Scheinwerferblenden: der "böse Blick" für das Auto
Zuerst wurden die Scheinwerferblenden zur Verbesserung der Aerodynamik bei Relleyautos eingesetzt. Heutzutage haben sie einen rein kosmetischen Nutzen und sind deshalb nicht weniger beliebt.
Man hat relativ früh erkannt, dass die Front des Autos ausschlaggebend für die Wahrnehmung des Fahrzeugs bezüglich seines Charakters ist. Der Mensch neigt dazu, die Front mit einem menschlichen Gesicht zu vergleichen. So haben einige Modelle eine eher schläfrige und ruhige Ausstrahlung. Andere hingegen verraten allein durch ihre Frontpartie, dass unter der Motorhaube mehr als 60 PS schlummern. Möchte man seinem Auto nachträglich etwas mehr optischen Pepp verleihen, so kann man auf Scheinwerferblenden zurückgreifen.
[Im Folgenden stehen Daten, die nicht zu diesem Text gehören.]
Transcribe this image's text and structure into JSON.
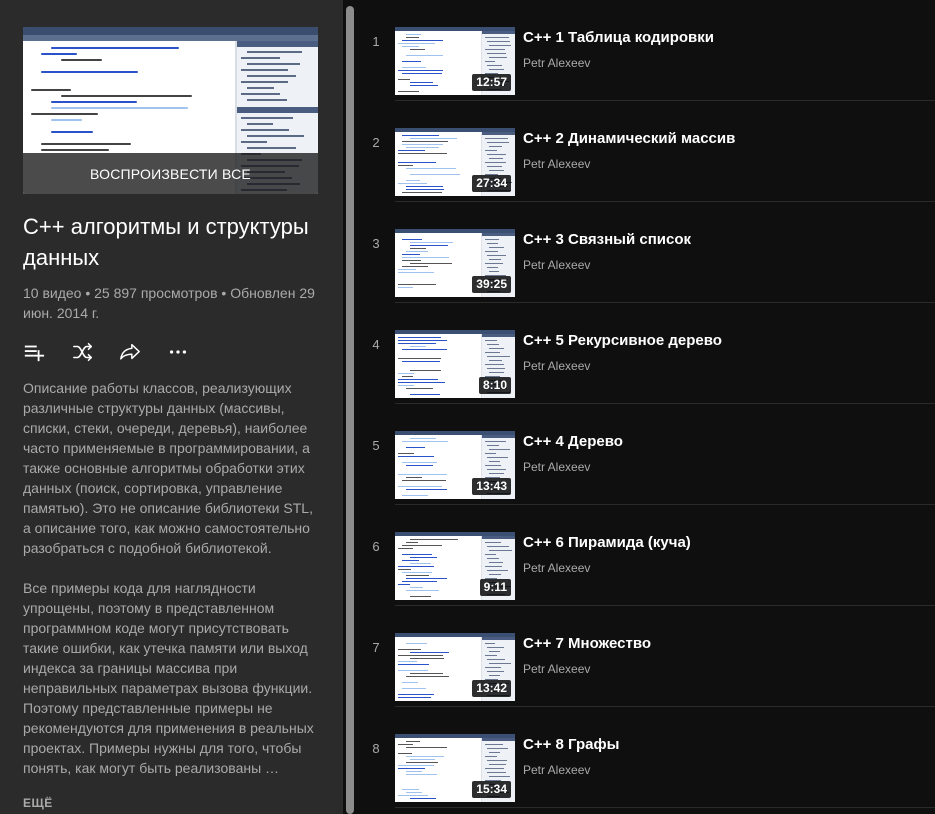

Scheinwerferblenden, im Volksmund auch „böser Blick“ genannt, gehören seit Jahrzehnten zum Autotuning und sind von dem Markt nicht mehr wegzudenken. Sie sind relativ billig und lassen sich unkompliziert einbauen. Die meisten Blenden werden einfach verklebt. Das geht schnell, ist preiswert und von jedermann ohne besondere Kenntnisse oder Fertigkeiten durchführbar. Nur die Wenigsten werden noch angeschraubt, denn Schrauben bringen einige Unannehmlichkeiten mit sich: das punktgenaue Bohren an der Karosserie und die etwas kompliziertere Einbauweise (die Scheinwerferblende muss von der Rückseite verschraubt werden, sodass die Befestigung unsichtbar bleibt). Ein weiterer Nachteil ist der Rost, der sich oftmals an den Bohrstellen bildet, da die Verzinkung an diesen Stellen beschädigt wird.
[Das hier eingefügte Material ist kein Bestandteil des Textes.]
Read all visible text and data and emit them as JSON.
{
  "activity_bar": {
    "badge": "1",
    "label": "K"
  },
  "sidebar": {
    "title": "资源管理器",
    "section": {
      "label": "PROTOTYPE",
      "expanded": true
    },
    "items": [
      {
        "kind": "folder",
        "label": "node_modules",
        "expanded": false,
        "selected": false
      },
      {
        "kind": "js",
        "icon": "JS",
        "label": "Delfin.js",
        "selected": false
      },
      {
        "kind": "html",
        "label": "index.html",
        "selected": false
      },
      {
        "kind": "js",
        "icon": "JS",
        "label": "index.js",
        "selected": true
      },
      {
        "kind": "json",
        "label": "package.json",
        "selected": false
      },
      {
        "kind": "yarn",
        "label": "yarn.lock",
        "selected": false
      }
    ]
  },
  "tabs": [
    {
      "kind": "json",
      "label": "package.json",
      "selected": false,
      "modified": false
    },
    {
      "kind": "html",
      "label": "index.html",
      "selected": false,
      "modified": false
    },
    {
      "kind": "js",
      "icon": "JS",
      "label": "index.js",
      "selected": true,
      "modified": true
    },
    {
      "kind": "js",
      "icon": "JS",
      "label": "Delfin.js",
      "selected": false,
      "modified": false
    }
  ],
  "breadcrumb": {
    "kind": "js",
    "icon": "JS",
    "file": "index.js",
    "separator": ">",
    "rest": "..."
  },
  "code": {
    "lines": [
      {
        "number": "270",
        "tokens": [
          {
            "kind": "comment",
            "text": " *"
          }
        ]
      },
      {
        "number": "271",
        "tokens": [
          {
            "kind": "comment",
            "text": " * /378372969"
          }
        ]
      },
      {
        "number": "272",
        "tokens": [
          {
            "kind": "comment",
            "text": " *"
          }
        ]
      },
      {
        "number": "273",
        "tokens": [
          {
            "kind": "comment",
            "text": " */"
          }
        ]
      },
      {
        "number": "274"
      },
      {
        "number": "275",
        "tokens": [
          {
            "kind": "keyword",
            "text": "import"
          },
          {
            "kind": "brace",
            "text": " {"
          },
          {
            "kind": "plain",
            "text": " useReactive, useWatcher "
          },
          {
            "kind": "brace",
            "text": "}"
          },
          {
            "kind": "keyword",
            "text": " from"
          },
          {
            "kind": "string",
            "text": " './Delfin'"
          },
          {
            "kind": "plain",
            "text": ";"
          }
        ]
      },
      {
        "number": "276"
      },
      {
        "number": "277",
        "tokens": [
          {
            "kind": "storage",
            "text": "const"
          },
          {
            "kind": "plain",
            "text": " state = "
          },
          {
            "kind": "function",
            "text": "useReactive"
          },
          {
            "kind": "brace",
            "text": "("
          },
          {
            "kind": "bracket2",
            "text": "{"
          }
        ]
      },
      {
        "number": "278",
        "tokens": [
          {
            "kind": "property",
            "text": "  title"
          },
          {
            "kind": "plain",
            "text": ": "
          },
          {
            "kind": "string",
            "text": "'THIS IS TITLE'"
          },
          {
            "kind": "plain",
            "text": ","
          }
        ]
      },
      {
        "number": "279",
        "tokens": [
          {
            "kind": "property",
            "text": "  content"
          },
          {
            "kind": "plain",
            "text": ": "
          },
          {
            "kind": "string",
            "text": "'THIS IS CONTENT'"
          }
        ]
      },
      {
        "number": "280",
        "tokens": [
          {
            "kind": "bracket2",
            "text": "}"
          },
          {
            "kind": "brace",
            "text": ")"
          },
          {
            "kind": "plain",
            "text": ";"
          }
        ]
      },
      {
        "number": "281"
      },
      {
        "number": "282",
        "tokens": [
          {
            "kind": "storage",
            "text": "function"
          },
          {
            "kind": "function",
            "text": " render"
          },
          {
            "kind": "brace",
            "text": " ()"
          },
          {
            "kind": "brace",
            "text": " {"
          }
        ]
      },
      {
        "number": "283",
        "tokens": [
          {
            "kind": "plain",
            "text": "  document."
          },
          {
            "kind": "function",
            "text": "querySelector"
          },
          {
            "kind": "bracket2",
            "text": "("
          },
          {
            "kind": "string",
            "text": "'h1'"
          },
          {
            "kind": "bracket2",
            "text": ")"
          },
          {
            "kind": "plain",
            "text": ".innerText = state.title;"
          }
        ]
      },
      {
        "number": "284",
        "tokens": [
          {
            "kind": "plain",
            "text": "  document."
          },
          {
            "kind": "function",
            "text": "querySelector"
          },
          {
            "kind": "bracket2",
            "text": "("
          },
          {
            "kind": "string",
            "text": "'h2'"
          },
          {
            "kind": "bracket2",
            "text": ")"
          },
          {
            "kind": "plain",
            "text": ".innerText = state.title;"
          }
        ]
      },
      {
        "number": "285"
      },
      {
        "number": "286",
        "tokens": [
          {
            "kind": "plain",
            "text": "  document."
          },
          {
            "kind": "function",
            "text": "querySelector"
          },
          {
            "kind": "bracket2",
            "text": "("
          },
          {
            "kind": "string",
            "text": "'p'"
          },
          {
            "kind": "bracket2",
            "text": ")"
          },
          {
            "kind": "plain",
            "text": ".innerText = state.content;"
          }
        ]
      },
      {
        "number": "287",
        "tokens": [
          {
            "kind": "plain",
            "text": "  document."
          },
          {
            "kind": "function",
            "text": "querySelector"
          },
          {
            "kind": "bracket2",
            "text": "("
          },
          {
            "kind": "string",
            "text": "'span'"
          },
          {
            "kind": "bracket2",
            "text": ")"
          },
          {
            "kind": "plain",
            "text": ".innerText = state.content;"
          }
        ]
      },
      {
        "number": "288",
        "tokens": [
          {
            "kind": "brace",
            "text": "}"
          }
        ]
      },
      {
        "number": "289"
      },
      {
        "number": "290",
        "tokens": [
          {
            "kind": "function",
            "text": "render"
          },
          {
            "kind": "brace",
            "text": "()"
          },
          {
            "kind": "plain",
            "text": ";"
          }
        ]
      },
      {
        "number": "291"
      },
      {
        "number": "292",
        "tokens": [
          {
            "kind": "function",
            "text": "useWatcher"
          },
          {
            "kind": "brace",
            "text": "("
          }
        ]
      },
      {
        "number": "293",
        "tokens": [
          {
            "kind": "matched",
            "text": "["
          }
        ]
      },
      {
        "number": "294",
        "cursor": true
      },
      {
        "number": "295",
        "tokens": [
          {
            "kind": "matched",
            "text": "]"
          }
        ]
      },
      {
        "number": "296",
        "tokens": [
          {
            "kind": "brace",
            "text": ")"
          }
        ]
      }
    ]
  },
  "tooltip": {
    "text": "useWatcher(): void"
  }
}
Die wohl aufwendigste Art, einem Auto einen „böseren Blick“ zu verleihen, ist das Anschweißen der Blenden direkt auf die Motorhaube, sodass der obere Teil der Scheinwerfer von der Motorhaube bedeckt ist. Dies ist aber mit einem erheblichen Aufwand und enormen Kosten verbunden und nur modellabhängig durchführbar.
Zu berücksichtigen wäre nur, dass die meisten Scheinwerferblenden eine allgemeine Betriebserlaubnis (ABE) benötigen, die es erlaubt, die Blenden am Fahrzeug anzubringen. Diese wird in der Regel bei einem Neukauf vom Hersteller gleich mitgeliefert. Kauft man die Blenden gebraucht, sollte man darauf achten, dass die ABE vorhanden ist. Anderenfalls kann sich die Suche danach als schwierig erweisen. Da hilft es nur jemanden zu finden, der die gleichen Blenden und die passende ABE hat und diese bereit ist zu kopieren, denn das ist erlaubt.